Inverting Wald test to construct 95% confidence set on \((\beta_1,\beta_3)\).

95% Confidence Set: (\(\beta_1,\beta_1+\beta_3\))

HC3 estimate of \(R(\widehat{\Sigma}/N)R^\top\) for \(R \beta=(\beta_1,\beta_1+\beta_3)\)

\(\beta_1\) \(\beta_1+\beta_3\)
\(\beta_1\) 0.000081 0.000000
\(\beta_1+\beta_3\) 0.000000 0.000093
  • Off-diagonal is zero (explanation?)

  • Variances close to equal

  • Confidence set close to circular

Inverting Wald test to construct 95% confidence set on \((\beta_1,\beta_1+\beta_3)\).

Joint vs Marginal Inference: Ellipse vs Rectangle

  • The 95% Wald confidence set is an ellipse, in this example, an ellipse in \(\mathbb{R}^2.\)

  • If instead we invert two two-sided 5% t-tests, we obtain marginal CIs: \[ \text{CI}_1 = \hat\beta_1 \pm z_{0.975}\,\text{se}(\hat\beta_1), \qquad \text{CI}_3 = \hat\beta_3 \pm z_{0.975}\,\text{se}(\hat\beta_3). \]

  • Their intersection is the rectangle \(\text{CI}_1 \times \text{CI}_3.\)

Key Difference

  • The ellipse is a joint 95% confidence set for the vector \((\beta_1, \beta_3)\).
  • The rectangle is the intersection of two marginal 95% statements.
  • The rectangle is not a 95% joint confidence set for \(\beta_1, \beta_3\).
  • The shapes differ because:
    • Wald uses the full covariance matrix.
    • Marginal t-tests examine coordinates separately.
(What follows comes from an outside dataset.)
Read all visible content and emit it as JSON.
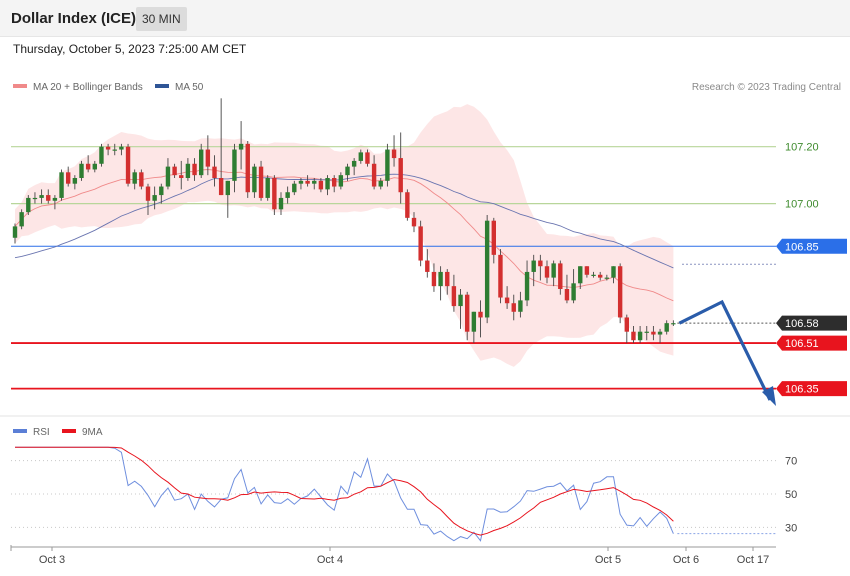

95% Confidence Set: (\(\beta_1,\beta_3\))

  • Dashed vertical lines: marginal 95% CI for \(\beta_1\) from inverting a two-sided t-test.
  • Dashed horizontal lines: marginal 95% CI for \(\beta_3\) from inverting a two-sided t-test.
  • The dashed rectangle is the intersection of the two marginal CI statements.
  • Acceptance regions differ (ellipse vs rectangle).

95% Confidence Set: (\(\beta_1,\beta_1+\beta_3\))

  • Dashed vertical lines: marginal 95% CI for \(\beta_1\) from inverting a two-sided t-test.
  • Dashed horizontal lines: marginal 95% CI for \(\beta_1+\beta_3\) from inverting a two-sided t-test.
  • The dashed rectangle is the intersection of the two marginal CI statements.
  • Acceptance regions differ (ellipse vs rectangle).